The league and its MLSPA should consider working with TST to help highlight the league’s stars and their skills. Open up that weekend to allow the MLS’s top players to participate and dominate.
Perhaps, even consider bringing in the TST short-pitch, no slide tackle, golden-goal ending format into the annual MLS All-Star competition, splitting up the league’s stars into four regional teams like the NHL does for its annual All-Star Showcase — all for a big cash prize or for their team’s chosen charity.
Imagine MLS Commissioner Don Garber wheelbarrowing in a massive pile of cash to the winners.
Now that’s a “Lucky Seven” that MLS, its fans, and its players could embrace.
“Having another tournament option on the calendar for MLS clubs to compete in, gain brand exposure, and possibly take home a treasure chest full of cash for four days’ work is a worthy endeavor.”
I mean, I know you kind of mention it but… that tournament is the U.S. Open Cup.
Honestly turning TST into another tournament for MLS to not care about would ruin the whole thing. The whole point of TBT isn’t to have NBA teams get involved. In fact, the difference between soccer and basketball in the United States is just how many amateur and semi-pro organizations there are. They should be the ones to benefit and compete in TST, not MLS.

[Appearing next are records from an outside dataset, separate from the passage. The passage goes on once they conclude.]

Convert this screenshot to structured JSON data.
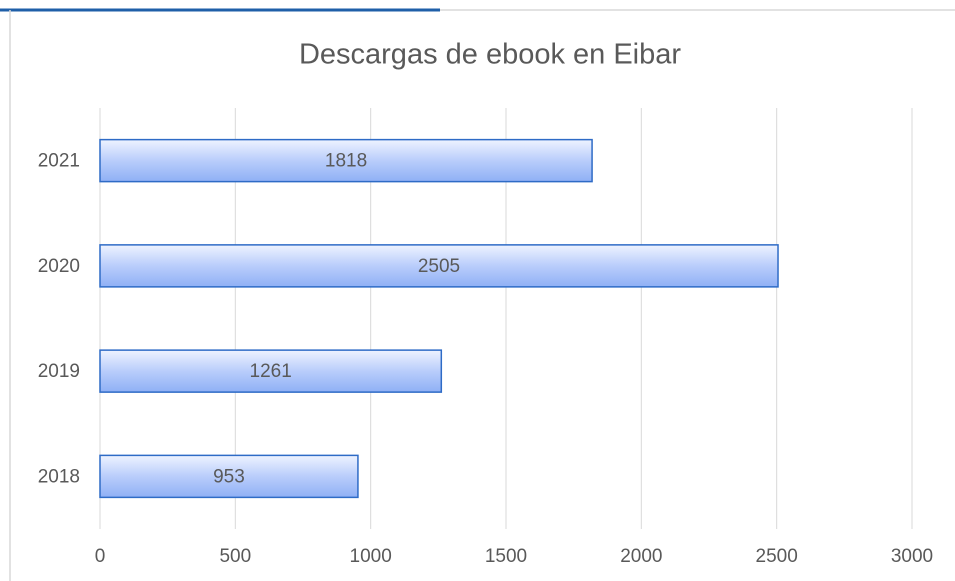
{
  "chart_data": {
    "type": "bar",
    "orientation": "horizontal",
    "title": "Descargas de ebook en Eibar",
    "categories": [
      "2021",
      "2020",
      "2019",
      "2018"
    ],
    "values": [
      1818,
      2505,
      1261,
      953
    ],
    "color": "#4f81e0",
    "xlim": [
      0,
      3000
    ],
    "xticks": [
      0,
      500,
      1000,
      1500,
      2000,
      2500,
      3000
    ],
    "grid": true
  }
}
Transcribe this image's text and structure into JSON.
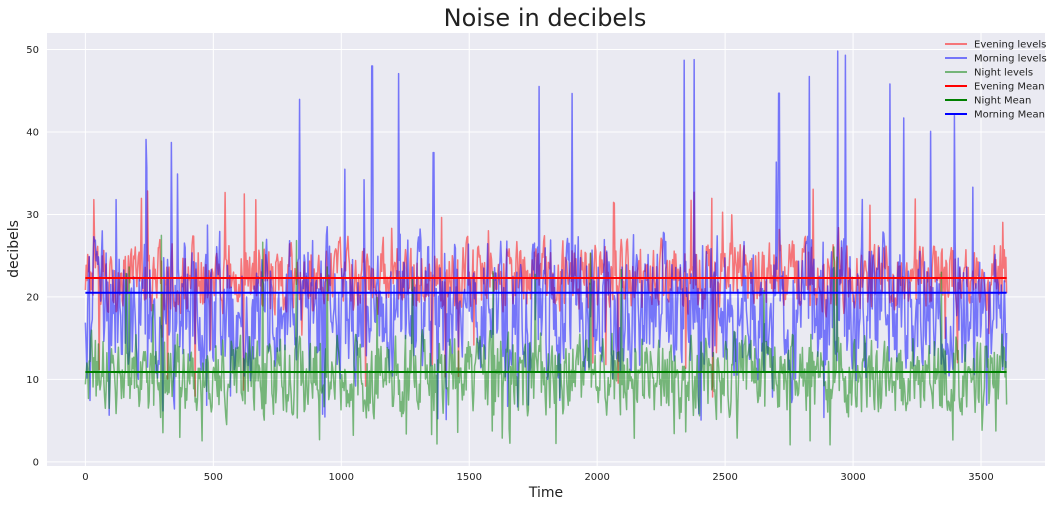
{
  "chart_data": {
    "type": "line",
    "title": "Noise in decibels",
    "xlabel": "Time",
    "ylabel": "decibels",
    "xlim": [
      -150,
      3750
    ],
    "ylim": [
      -0.5,
      52
    ],
    "xticks": [
      0,
      500,
      1000,
      1500,
      2000,
      2500,
      3000,
      3500
    ],
    "yticks": [
      0,
      10,
      20,
      30,
      40,
      50
    ],
    "grid": true,
    "legend_position": "top-right",
    "x_range": [
      0,
      3600
    ],
    "series": [
      {
        "name": "Evening levels",
        "kind": "noise",
        "color": "#ff0000",
        "opacity": 0.5,
        "center": 22.3,
        "min": 7.5,
        "max": 33.5,
        "typical_low": 17,
        "typical_high": 28
      },
      {
        "name": "Morning levels",
        "kind": "noise",
        "color": "#0000ff",
        "opacity": 0.5,
        "center": 20.5,
        "min": 5,
        "max": 49.8,
        "typical_low": 8,
        "typical_high": 30,
        "peaks": [
          {
            "x": 120,
            "y": 31.8
          },
          {
            "x": 360,
            "y": 34.9
          },
          {
            "x": 1120,
            "y": 48
          },
          {
            "x": 1360,
            "y": 37.5
          },
          {
            "x": 2340,
            "y": 48.7
          },
          {
            "x": 2710,
            "y": 44.7
          },
          {
            "x": 2940,
            "y": 49.8
          },
          {
            "x": 2970,
            "y": 49.3
          }
        ]
      },
      {
        "name": "Night levels",
        "kind": "noise",
        "color": "#008000",
        "opacity": 0.5,
        "center": 10.9,
        "min": 2,
        "max": 29,
        "typical_low": 4,
        "typical_high": 17
      },
      {
        "name": "Evening Mean",
        "kind": "mean",
        "color": "#ff0000",
        "opacity": 1,
        "y": 22.3
      },
      {
        "name": "Night Mean",
        "kind": "mean",
        "color": "#008000",
        "opacity": 1,
        "y": 10.9
      },
      {
        "name": "Morning Mean",
        "kind": "mean",
        "color": "#0000ff",
        "opacity": 1,
        "y": 20.5
      }
    ]
  }
}
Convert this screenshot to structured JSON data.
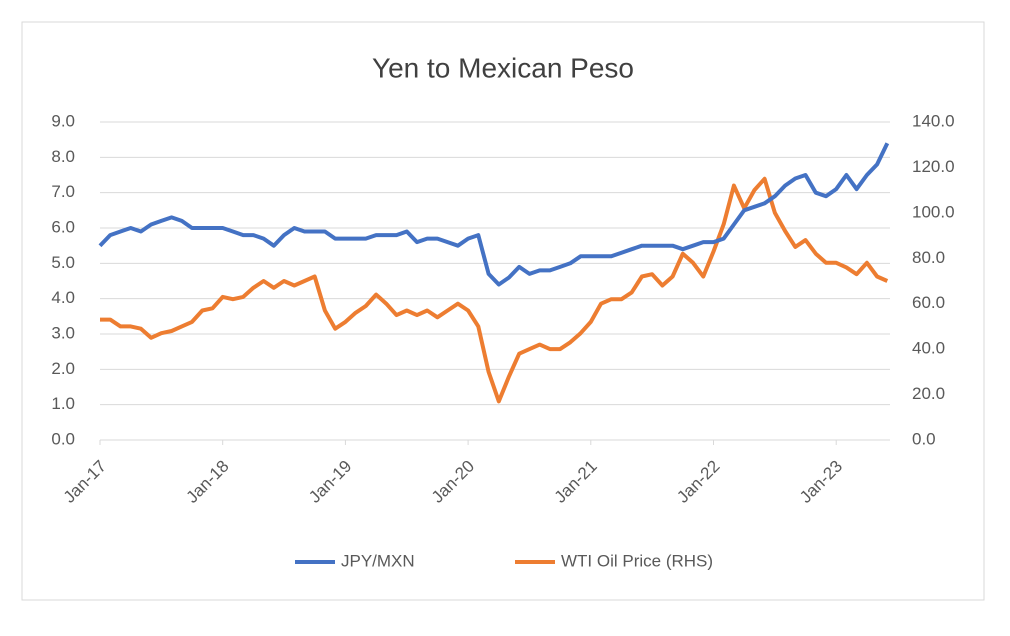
{
  "chart_data": {
    "type": "line",
    "title": "Yen to Mexican Peso",
    "x": [
      "2017-01",
      "2017-02",
      "2017-03",
      "2017-04",
      "2017-05",
      "2017-06",
      "2017-07",
      "2017-08",
      "2017-09",
      "2017-10",
      "2017-11",
      "2017-12",
      "2018-01",
      "2018-02",
      "2018-03",
      "2018-04",
      "2018-05",
      "2018-06",
      "2018-07",
      "2018-08",
      "2018-09",
      "2018-10",
      "2018-11",
      "2018-12",
      "2019-01",
      "2019-02",
      "2019-03",
      "2019-04",
      "2019-05",
      "2019-06",
      "2019-07",
      "2019-08",
      "2019-09",
      "2019-10",
      "2019-11",
      "2019-12",
      "2020-01",
      "2020-02",
      "2020-03",
      "2020-04",
      "2020-05",
      "2020-06",
      "2020-07",
      "2020-08",
      "2020-09",
      "2020-10",
      "2020-11",
      "2020-12",
      "2021-01",
      "2021-02",
      "2021-03",
      "2021-04",
      "2021-05",
      "2021-06",
      "2021-07",
      "2021-08",
      "2021-09",
      "2021-10",
      "2021-11",
      "2021-12",
      "2022-01",
      "2022-02",
      "2022-03",
      "2022-04",
      "2022-05",
      "2022-06",
      "2022-07",
      "2022-08",
      "2022-09",
      "2022-10",
      "2022-11",
      "2022-12",
      "2023-01",
      "2023-02",
      "2023-03",
      "2023-04",
      "2023-05",
      "2023-06"
    ],
    "series": [
      {
        "name": "JPY/MXN",
        "color": "#4472c4",
        "axis": "y",
        "values": [
          5.5,
          5.8,
          5.9,
          6.0,
          5.9,
          6.1,
          6.2,
          6.3,
          6.2,
          6.0,
          6.0,
          6.0,
          6.0,
          5.9,
          5.8,
          5.8,
          5.7,
          5.5,
          5.8,
          6.0,
          5.9,
          5.9,
          5.9,
          5.7,
          5.7,
          5.7,
          5.7,
          5.8,
          5.8,
          5.8,
          5.9,
          5.6,
          5.7,
          5.7,
          5.6,
          5.5,
          5.7,
          5.8,
          4.7,
          4.4,
          4.6,
          4.9,
          4.7,
          4.8,
          4.8,
          4.9,
          5.0,
          5.2,
          5.2,
          5.2,
          5.2,
          5.3,
          5.4,
          5.5,
          5.5,
          5.5,
          5.5,
          5.4,
          5.5,
          5.6,
          5.6,
          5.7,
          6.1,
          6.5,
          6.6,
          6.7,
          6.9,
          7.2,
          7.4,
          7.5,
          7.0,
          6.9,
          7.1,
          7.5,
          7.1,
          7.5,
          7.8,
          8.4
        ]
      },
      {
        "name": "WTI Oil Price (RHS)",
        "color": "#ed7d31",
        "axis": "y2",
        "values": [
          53,
          53,
          50,
          50,
          49,
          45,
          47,
          48,
          50,
          52,
          57,
          58,
          63,
          62,
          63,
          67,
          70,
          67,
          70,
          68,
          70,
          72,
          57,
          49,
          52,
          56,
          59,
          64,
          60,
          55,
          57,
          55,
          57,
          54,
          57,
          60,
          57,
          50,
          30,
          17,
          28,
          38,
          40,
          42,
          40,
          40,
          43,
          47,
          52,
          60,
          62,
          62,
          65,
          72,
          73,
          68,
          72,
          82,
          78,
          72,
          83,
          95,
          112,
          102,
          110,
          115,
          100,
          92,
          85,
          88,
          82,
          78,
          78,
          76,
          73,
          78,
          72,
          70
        ]
      }
    ],
    "xticks": [
      {
        "value": "2017-01",
        "label": "Jan-17"
      },
      {
        "value": "2018-01",
        "label": "Jan-18"
      },
      {
        "value": "2019-01",
        "label": "Jan-19"
      },
      {
        "value": "2020-01",
        "label": "Jan-20"
      },
      {
        "value": "2021-01",
        "label": "Jan-21"
      },
      {
        "value": "2022-01",
        "label": "Jan-22"
      },
      {
        "value": "2023-01",
        "label": "Jan-23"
      }
    ],
    "ylim": [
      0,
      9
    ],
    "yticks": [
      {
        "value": 0,
        "label": "0.0"
      },
      {
        "value": 1,
        "label": "1.0"
      },
      {
        "value": 2,
        "label": "2.0"
      },
      {
        "value": 3,
        "label": "3.0"
      },
      {
        "value": 4,
        "label": "4.0"
      },
      {
        "value": 5,
        "label": "5.0"
      },
      {
        "value": 6,
        "label": "6.0"
      },
      {
        "value": 7,
        "label": "7.0"
      },
      {
        "value": 8,
        "label": "8.0"
      },
      {
        "value": 9,
        "label": "9.0"
      }
    ],
    "y2lim": [
      0,
      140
    ],
    "y2ticks": [
      {
        "value": 0,
        "label": "0.0"
      },
      {
        "value": 20,
        "label": "20.0"
      },
      {
        "value": 40,
        "label": "40.0"
      },
      {
        "value": 60,
        "label": "60.0"
      },
      {
        "value": 80,
        "label": "80.0"
      },
      {
        "value": 100,
        "label": "100.0"
      },
      {
        "value": 120,
        "label": "120.0"
      },
      {
        "value": 140,
        "label": "140.0"
      }
    ],
    "legend": "bottom"
  }
}
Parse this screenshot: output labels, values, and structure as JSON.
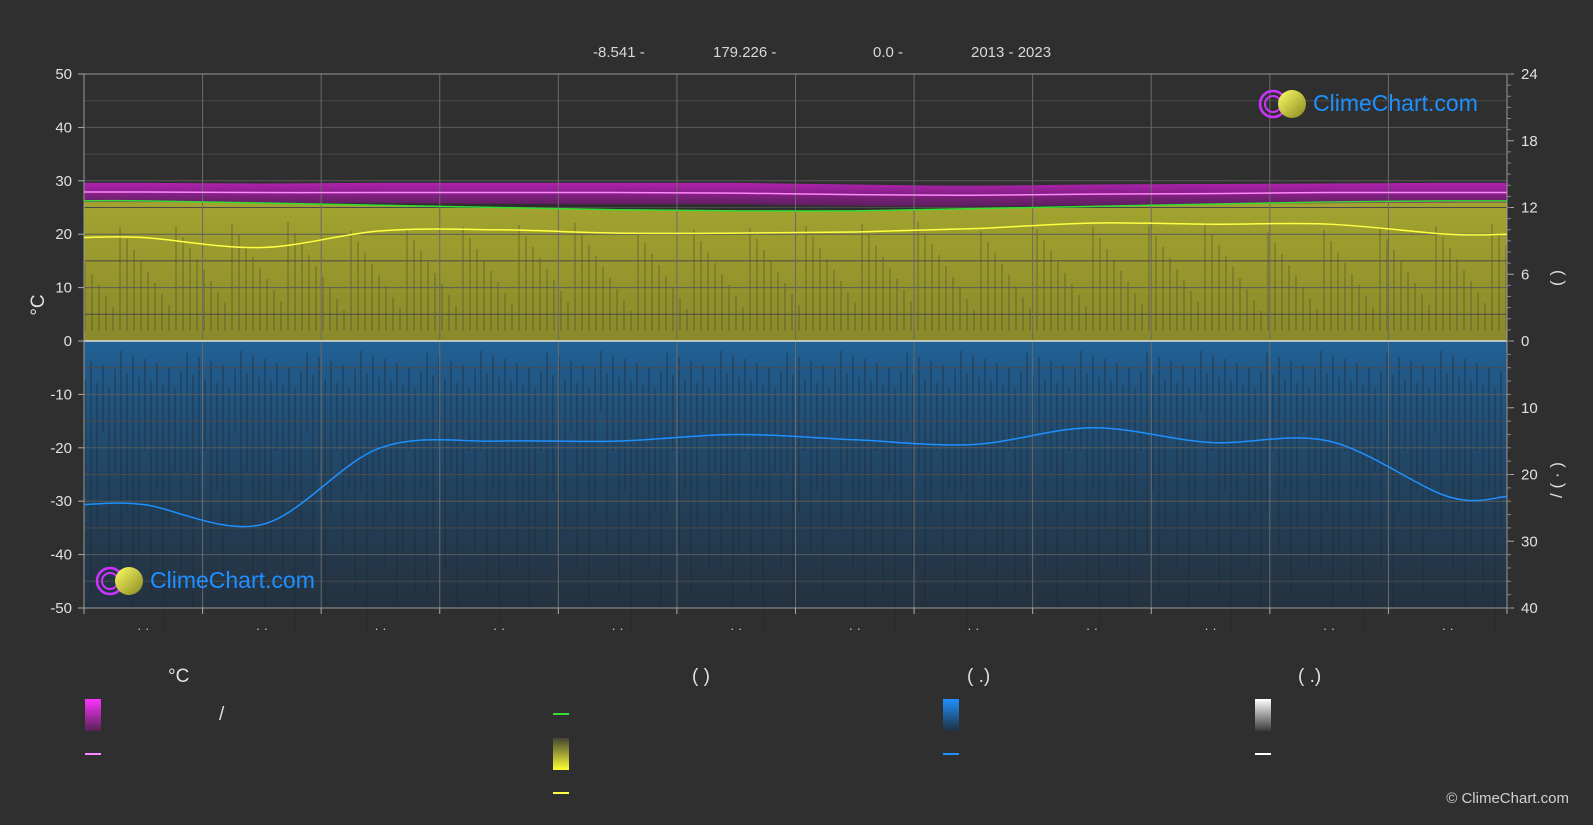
{
  "header": {
    "latitude": "-8.541 -",
    "longitude": "179.226 -",
    "elevation": "0.0 -",
    "period": "2013 - 2023"
  },
  "brand": {
    "text": "ClimeChart.com"
  },
  "copyright": "© ClimeChart.com",
  "colors": {
    "background": "#2f2f2f",
    "grid": "#5a5a5a",
    "temp_band": "#e020e0",
    "temp_mean": "#ff88ff",
    "daylight": "#33dd33",
    "sunshine_band": "#b8b830",
    "sunshine_mean": "#ffff44",
    "precip_band": "#1e6aa8",
    "precip_mean": "#1e90ff",
    "brand": "#1e90ff"
  },
  "legend": {
    "temp_head": "°C",
    "sun_head": "(          )",
    "rain_head": "(   .)",
    "snow_head": "(   .)",
    "temp_range_sep": "/"
  },
  "chart_data": {
    "type": "line",
    "x": [
      1,
      2,
      3,
      4,
      5,
      6,
      7,
      8,
      9,
      10,
      11,
      12
    ],
    "month_labels": [
      "· ·",
      "· ·",
      "· ·",
      "· ·",
      "· ·",
      "· ·",
      "· ·",
      "· ·",
      "· ·",
      "· ·",
      "· ·",
      "· ·"
    ],
    "yleft": {
      "label": "°C",
      "ticks": [
        50,
        40,
        30,
        20,
        10,
        0,
        -10,
        -20,
        -30,
        -40,
        -50
      ],
      "lim": [
        -50,
        50
      ]
    },
    "yright_top": {
      "ticks": [
        24,
        18,
        12,
        6,
        0
      ],
      "lim": [
        0,
        24
      ],
      "label": "(     )"
    },
    "yright_bottom": {
      "ticks": [
        0,
        10,
        20,
        30,
        40
      ],
      "lim": [
        0,
        40
      ],
      "label": "/     (  ·  )"
    },
    "series": [
      {
        "key": "temp_max",
        "values": [
          29.6,
          29.5,
          29.6,
          29.6,
          29.6,
          29.6,
          29.3,
          29.1,
          29.3,
          29.4,
          29.5,
          29.6
        ]
      },
      {
        "key": "temp_min",
        "values": [
          26.0,
          25.9,
          25.8,
          25.7,
          25.6,
          25.6,
          25.3,
          25.2,
          25.4,
          25.6,
          25.8,
          25.9
        ]
      },
      {
        "key": "temp_mean",
        "values": [
          27.9,
          27.8,
          27.8,
          27.8,
          27.8,
          27.7,
          27.4,
          27.3,
          27.5,
          27.6,
          27.8,
          27.8
        ]
      },
      {
        "key": "daylight",
        "values": [
          12.6,
          12.4,
          12.2,
          12.0,
          11.8,
          11.7,
          11.7,
          11.9,
          12.1,
          12.3,
          12.5,
          12.6
        ]
      },
      {
        "key": "sunshine",
        "values": [
          9.3,
          8.4,
          9.9,
          10.0,
          9.7,
          9.7,
          9.8,
          10.1,
          10.6,
          10.5,
          10.5,
          9.6
        ]
      },
      {
        "key": "precipitation",
        "values": [
          24.5,
          27.5,
          16.0,
          15.0,
          15.0,
          14.0,
          14.8,
          15.5,
          13.0,
          15.2,
          15.0,
          23.3
        ]
      }
    ]
  }
}
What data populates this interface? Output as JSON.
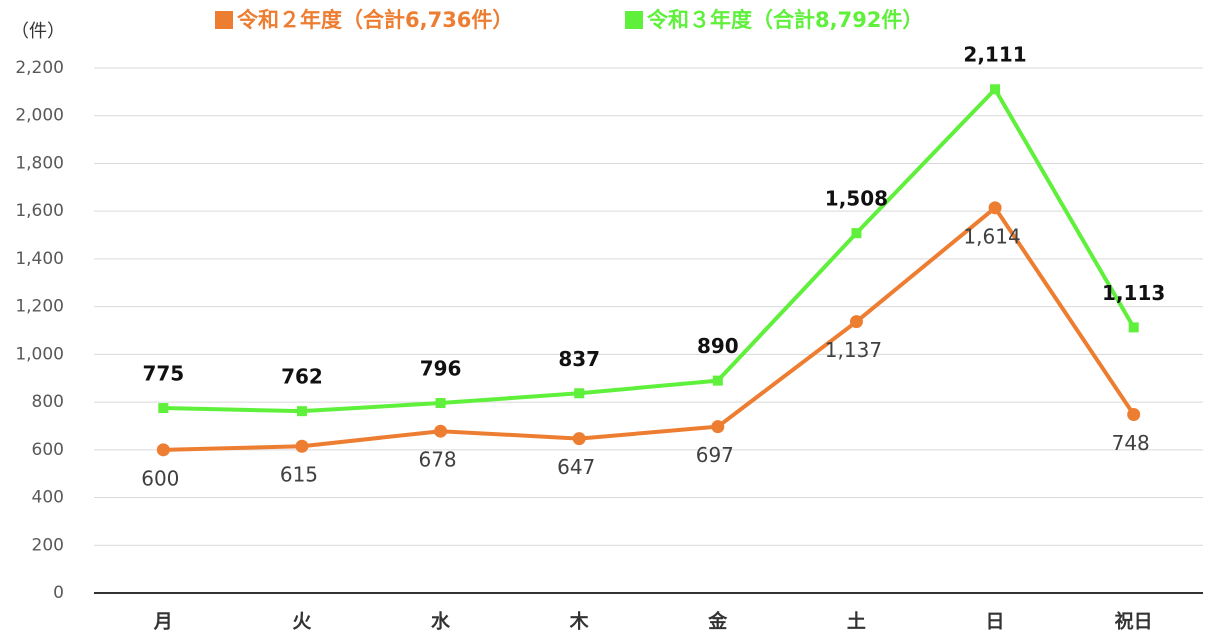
{
  "chart_data": {
    "type": "line",
    "y_unit_label": "（件）",
    "categories": [
      "月",
      "火",
      "水",
      "木",
      "金",
      "土",
      "日",
      "祝日"
    ],
    "series": [
      {
        "name": "令和２年度（合計6,736件）",
        "color": "#ed7d31",
        "values": [
          600,
          615,
          678,
          647,
          697,
          1137,
          1614,
          748
        ],
        "value_labels": [
          "600",
          "615",
          "678",
          "647",
          "697",
          "1,137",
          "1,614",
          "748"
        ]
      },
      {
        "name": "令和３年度（合計8,792件）",
        "color": "#5ef03a",
        "values": [
          775,
          762,
          796,
          837,
          890,
          1508,
          2111,
          1113
        ],
        "value_labels": [
          "775",
          "762",
          "796",
          "837",
          "890",
          "1,508",
          "2,111",
          "1,113"
        ]
      }
    ],
    "ylim": [
      0,
      2200
    ],
    "yticks": [
      0,
      200,
      400,
      600,
      800,
      {
        "value": 1000,
        "label": "1,000"
      },
      {
        "value": 1200,
        "label": "1,200"
      },
      {
        "value": 1400,
        "label": "1,400"
      },
      {
        "value": 1600,
        "label": "1,600"
      },
      {
        "value": 1800,
        "label": "1,800"
      },
      {
        "value": 2000,
        "label": "2,000"
      },
      {
        "value": 2200,
        "label": "2,200"
      }
    ],
    "grid": true
  }
}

The whole point of the Open Cup is the “open” part — any club can compete and win.
The TST is also “open” to anyone that puts up the entrance fee.
When you consider Open Cup is 8 months of competition, in 8 rounds for low-level teams and 6 rounds for MLS clubs for a possible $300,000 to the winner, and TST is one weekend of competition for $1M, the answer of which you should enter is clear.
If TST expands to 64 teams next year, I would not be surprised to see at least 10 MLS teams send a squad of young stars/MLSNP/alums just for the marketing opportunity, to play against European clubs’ sides.
And the NBA teams don’t play in the offseason for their clubs — so they wouldn’t play in the TBT. Besides, almost all NBA’ers make $3M+ in base salary, and you can only win $1M for the whole team in the TBT.